« Des questions ? » Silence. Quatre-vingts personnes qui regardent leurs chaussures, un intervenant qui compte jusqu'à cinq et enchaîne. Ce moment se produit dans un séminaire sur deux, et il est presque toujours mal interprété : la salle n'est pas désintéressée, elle est simplement dans une configuration où prendre la parole coûte cher. Personne ne veut poser la question idiote devant sa direction. La bonne nouvelle, c'est que ça se règle avec de la méthode, pas avec du charisme.
Pourquoi une salle se tait
- Le risque social — parler devant tous ses collègues et le comité de direction, c'est s'exposer. Plus l'entreprise est hiérarchisée, plus le coût est élevé ;
- Le temps de latence — il faut environ dix secondes à un adulte pour formuler une question. La plupart des animateurs attendent trois secondes ;
- La position du corps — assis en rangées face à une estrade, on est en posture d'auditeur. Le corps dit « j'écoute », la bouche suit ;
- L'absence de premier — personne ne veut ouvrir. Une fois la deuxième question posée, les mains se lèvent seules.
Les techniques qui marchent vraiment
Le « deux minutes avec ton voisin »
Avant d'ouvrir les questions, on demande à chacun d'échanger deux minutes avec son voisin sur ce qu'il vient d'entendre. Le brouhaha est le signe que ça fonctionne. Ensuite, les questions arrivent : elles ont été formulées à voix basse une première fois, et elles sont portées par deux personnes au lieu d'une. C'est la technique la plus rentable de toutes — deux minutes investies, une plénière transformée.
Les questions écrites et anonymes
Un mur de post-it à l'entrée de la salle, ou un simple QR code affiché à l'écran qui pointe vers un formulaire : les participants déposent leurs questions pendant la matinée, l'animateur les lit à voix haute. L'anonymat fait remonter les vraies questions, celles qui ne se posent jamais au micro. Prévoyez d'y répondre honnêtement, y compris à la question qui gratte : une question éludée devant toute la salle coûte plus cher que la question elle-même.
Le vote à main levée avant la question ouverte
On ne commence jamais par « qui veut réagir ? ». On commence par une question fermée où tout le monde peut répondre sans risque : « qui a déjà vécu cette situation ? ». Les bras se lèvent, le corps sort de la position d'auditeur, et la parole suit trois minutes plus tard.
Le rapporteur désigné
En travail par tables, on nomme un rapporteur avant le début de l'exercice — et jamais le manager de la table. Il parle au nom du groupe, pas en son nom propre : le risque social disparaît.

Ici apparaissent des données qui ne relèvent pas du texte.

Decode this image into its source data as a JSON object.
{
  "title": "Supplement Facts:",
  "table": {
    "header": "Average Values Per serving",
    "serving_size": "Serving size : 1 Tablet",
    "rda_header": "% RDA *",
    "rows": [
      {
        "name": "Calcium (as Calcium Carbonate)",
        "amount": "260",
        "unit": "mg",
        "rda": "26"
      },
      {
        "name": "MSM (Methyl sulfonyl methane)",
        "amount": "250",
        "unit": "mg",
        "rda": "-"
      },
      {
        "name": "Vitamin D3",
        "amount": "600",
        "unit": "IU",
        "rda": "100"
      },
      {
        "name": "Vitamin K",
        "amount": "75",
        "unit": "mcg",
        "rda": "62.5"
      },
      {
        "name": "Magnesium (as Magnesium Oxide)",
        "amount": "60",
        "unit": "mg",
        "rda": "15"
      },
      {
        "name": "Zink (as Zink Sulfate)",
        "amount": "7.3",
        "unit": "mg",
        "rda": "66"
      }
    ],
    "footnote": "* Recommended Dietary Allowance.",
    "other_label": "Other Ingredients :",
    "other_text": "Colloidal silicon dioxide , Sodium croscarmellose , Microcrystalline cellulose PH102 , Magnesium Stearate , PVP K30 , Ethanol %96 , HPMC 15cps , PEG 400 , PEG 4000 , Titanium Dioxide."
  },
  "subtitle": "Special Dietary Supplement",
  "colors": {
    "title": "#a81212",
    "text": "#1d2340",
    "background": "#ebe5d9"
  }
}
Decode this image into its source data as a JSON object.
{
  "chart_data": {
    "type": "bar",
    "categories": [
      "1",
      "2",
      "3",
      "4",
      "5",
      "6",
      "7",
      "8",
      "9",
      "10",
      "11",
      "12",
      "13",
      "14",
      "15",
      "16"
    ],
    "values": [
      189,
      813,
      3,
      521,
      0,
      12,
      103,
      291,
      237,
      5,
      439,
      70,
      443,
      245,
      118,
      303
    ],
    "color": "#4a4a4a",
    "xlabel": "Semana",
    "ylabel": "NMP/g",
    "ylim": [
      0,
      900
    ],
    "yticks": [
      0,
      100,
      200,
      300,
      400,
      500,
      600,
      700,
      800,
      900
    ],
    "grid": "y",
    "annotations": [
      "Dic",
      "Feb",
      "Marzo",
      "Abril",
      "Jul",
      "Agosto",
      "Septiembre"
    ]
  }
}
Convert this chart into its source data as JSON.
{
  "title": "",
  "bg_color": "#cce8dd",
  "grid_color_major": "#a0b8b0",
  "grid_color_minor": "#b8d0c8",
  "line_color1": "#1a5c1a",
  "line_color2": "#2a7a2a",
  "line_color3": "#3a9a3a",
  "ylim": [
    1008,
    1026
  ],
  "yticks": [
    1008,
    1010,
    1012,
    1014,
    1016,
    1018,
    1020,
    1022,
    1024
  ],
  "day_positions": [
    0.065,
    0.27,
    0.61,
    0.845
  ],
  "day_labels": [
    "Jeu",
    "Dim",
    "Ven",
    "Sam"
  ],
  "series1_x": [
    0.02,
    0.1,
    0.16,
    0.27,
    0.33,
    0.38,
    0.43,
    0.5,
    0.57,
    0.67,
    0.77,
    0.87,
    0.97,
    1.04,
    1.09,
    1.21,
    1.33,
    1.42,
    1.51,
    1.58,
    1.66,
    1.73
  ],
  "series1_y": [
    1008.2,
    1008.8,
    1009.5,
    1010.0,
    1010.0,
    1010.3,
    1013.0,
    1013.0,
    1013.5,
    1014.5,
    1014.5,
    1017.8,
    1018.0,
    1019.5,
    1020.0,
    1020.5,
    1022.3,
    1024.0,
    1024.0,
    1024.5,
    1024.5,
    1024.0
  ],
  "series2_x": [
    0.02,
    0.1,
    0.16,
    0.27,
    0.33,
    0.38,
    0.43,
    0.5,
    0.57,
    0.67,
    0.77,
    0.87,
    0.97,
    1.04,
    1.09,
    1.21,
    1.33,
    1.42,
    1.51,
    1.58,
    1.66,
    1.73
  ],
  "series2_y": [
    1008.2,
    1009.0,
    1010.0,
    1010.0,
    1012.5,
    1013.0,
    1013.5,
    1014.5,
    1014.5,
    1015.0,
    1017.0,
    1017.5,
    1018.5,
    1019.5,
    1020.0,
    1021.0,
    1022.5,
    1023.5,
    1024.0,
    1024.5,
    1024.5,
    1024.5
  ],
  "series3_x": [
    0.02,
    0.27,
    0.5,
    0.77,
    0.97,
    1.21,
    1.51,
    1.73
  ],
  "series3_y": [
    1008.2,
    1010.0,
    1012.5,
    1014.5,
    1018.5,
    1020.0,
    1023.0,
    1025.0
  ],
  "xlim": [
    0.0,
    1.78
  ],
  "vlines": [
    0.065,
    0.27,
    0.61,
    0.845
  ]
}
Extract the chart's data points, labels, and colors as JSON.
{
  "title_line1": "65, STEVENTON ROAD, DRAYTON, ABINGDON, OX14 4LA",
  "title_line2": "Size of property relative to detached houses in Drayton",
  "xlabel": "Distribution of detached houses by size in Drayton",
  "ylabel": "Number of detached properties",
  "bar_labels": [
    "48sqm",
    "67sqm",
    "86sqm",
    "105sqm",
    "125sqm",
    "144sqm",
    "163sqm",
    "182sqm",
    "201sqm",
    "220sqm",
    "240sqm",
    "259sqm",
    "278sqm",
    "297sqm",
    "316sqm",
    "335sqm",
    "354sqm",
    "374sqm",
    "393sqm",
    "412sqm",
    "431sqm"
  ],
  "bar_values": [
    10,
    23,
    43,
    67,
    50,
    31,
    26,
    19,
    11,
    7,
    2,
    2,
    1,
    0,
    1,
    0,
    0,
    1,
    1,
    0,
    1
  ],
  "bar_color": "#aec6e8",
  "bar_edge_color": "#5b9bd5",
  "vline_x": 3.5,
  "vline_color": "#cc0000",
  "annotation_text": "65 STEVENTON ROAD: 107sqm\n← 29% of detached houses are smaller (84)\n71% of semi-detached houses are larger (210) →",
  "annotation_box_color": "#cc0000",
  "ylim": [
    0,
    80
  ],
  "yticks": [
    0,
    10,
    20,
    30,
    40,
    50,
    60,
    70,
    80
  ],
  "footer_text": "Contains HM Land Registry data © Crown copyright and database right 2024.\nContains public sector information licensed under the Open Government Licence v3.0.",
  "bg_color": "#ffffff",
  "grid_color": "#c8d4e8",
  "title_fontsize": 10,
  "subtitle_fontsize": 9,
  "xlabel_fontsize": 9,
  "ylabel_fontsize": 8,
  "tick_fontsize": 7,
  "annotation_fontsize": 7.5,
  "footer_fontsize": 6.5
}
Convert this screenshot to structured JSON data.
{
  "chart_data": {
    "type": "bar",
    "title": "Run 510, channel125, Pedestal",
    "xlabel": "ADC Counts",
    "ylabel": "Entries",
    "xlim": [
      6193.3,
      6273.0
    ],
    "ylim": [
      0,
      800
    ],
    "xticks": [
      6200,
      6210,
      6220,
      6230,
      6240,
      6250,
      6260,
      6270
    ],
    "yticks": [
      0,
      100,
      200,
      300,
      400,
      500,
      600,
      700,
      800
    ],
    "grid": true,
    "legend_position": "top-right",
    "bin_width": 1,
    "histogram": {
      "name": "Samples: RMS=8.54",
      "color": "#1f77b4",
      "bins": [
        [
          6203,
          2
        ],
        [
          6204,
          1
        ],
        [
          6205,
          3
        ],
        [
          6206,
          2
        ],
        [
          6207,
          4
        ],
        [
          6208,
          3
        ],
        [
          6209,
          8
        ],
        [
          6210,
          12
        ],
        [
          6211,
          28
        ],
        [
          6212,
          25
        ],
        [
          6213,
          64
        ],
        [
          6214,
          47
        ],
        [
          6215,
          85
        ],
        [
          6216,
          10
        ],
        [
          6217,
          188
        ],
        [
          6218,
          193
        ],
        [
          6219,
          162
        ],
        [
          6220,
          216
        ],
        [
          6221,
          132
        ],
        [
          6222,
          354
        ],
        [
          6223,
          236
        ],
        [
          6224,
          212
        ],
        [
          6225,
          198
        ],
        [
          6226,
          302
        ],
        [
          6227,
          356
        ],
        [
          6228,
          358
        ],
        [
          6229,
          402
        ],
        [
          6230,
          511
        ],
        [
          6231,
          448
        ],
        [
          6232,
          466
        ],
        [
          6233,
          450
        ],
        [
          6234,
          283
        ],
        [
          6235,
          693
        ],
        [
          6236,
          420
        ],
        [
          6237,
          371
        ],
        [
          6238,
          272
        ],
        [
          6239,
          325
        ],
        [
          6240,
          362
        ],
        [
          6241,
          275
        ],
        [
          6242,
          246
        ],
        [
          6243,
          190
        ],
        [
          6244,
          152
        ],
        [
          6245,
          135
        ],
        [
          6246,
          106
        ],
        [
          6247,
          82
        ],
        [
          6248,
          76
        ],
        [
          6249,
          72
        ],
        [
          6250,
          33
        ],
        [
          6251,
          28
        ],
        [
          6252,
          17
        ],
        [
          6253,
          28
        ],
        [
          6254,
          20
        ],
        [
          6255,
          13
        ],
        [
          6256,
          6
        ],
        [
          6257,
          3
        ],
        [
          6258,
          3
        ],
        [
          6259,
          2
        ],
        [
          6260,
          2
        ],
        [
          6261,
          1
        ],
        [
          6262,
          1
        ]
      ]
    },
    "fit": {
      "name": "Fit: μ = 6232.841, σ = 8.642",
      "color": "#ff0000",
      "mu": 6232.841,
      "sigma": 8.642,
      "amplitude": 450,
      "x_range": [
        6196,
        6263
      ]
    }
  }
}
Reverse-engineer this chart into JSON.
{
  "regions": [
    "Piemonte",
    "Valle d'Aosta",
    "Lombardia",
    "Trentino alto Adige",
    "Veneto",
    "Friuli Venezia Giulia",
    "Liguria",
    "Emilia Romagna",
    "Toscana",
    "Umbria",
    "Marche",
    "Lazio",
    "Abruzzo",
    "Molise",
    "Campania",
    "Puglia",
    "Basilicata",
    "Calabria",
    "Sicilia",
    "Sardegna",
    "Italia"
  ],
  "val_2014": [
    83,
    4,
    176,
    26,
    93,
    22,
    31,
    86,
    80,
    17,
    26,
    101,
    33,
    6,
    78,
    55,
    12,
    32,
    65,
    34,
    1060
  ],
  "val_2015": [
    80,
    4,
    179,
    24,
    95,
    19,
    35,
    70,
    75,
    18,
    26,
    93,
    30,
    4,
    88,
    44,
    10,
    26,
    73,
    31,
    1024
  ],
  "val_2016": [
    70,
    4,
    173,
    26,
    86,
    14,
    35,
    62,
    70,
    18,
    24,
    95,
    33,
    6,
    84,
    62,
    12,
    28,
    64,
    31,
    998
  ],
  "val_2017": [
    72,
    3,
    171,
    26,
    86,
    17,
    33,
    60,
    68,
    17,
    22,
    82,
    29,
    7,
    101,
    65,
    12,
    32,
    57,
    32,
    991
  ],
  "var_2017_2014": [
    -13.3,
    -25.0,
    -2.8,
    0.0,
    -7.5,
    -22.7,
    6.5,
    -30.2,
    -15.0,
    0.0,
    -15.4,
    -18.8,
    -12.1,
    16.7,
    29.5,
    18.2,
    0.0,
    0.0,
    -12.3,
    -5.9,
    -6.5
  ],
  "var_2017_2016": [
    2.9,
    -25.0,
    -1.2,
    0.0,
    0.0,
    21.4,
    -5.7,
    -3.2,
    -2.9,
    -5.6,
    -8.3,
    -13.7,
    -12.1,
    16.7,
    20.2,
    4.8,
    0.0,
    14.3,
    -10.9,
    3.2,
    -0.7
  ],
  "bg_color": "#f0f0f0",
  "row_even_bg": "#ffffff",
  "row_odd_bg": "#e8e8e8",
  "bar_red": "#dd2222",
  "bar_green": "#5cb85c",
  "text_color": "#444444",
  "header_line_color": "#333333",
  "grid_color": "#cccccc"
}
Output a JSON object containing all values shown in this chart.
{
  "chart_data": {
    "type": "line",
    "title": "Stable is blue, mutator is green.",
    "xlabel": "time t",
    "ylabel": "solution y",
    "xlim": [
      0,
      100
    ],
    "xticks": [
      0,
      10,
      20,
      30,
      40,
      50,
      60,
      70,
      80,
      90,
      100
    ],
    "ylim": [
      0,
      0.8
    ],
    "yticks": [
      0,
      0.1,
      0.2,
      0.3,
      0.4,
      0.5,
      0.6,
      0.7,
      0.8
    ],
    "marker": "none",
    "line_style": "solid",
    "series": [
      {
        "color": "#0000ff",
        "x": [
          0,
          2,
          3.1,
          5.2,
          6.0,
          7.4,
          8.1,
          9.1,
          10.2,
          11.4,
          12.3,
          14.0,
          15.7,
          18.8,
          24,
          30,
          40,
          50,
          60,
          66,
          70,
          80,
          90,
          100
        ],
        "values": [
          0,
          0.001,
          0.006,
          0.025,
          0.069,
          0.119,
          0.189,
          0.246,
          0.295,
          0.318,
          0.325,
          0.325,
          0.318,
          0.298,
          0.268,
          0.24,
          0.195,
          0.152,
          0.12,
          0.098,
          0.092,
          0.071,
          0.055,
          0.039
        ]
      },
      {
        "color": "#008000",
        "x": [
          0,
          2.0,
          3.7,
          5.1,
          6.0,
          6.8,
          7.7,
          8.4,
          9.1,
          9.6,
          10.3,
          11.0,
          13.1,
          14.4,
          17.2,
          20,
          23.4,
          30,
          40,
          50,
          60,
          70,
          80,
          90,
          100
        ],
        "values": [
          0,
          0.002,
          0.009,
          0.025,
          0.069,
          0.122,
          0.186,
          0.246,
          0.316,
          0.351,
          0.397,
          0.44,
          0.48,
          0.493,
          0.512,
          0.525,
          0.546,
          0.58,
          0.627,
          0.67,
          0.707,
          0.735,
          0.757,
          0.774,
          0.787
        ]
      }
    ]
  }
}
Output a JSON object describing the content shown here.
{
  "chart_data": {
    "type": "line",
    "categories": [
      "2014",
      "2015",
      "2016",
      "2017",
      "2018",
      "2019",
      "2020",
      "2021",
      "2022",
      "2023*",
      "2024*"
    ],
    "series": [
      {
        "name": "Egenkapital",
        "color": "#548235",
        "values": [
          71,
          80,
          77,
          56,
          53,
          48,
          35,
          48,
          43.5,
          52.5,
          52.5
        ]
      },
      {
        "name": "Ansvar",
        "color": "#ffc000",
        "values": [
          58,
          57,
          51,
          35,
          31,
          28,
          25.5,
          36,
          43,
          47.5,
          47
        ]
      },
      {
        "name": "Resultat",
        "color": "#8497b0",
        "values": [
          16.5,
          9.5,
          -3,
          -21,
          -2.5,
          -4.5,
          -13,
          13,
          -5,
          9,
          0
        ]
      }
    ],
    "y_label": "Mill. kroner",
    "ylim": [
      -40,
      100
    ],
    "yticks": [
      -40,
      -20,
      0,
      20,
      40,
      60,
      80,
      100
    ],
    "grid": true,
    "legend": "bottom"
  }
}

C'est le prolongement naturel des ateliers collaboratifs.
Le micro baladeur, tenu par quelqu'un
Un micro que l'on tend à quelqu'un fait parler ; un micro sur pied au milieu de l'allée, devant lequel il faut aller se planter debout, ne fait parler personne. Deux hôtes ou hôtesses qui circulent avec des micros HF changent complètement le nombre d'interventions dans une salle de cent personnes.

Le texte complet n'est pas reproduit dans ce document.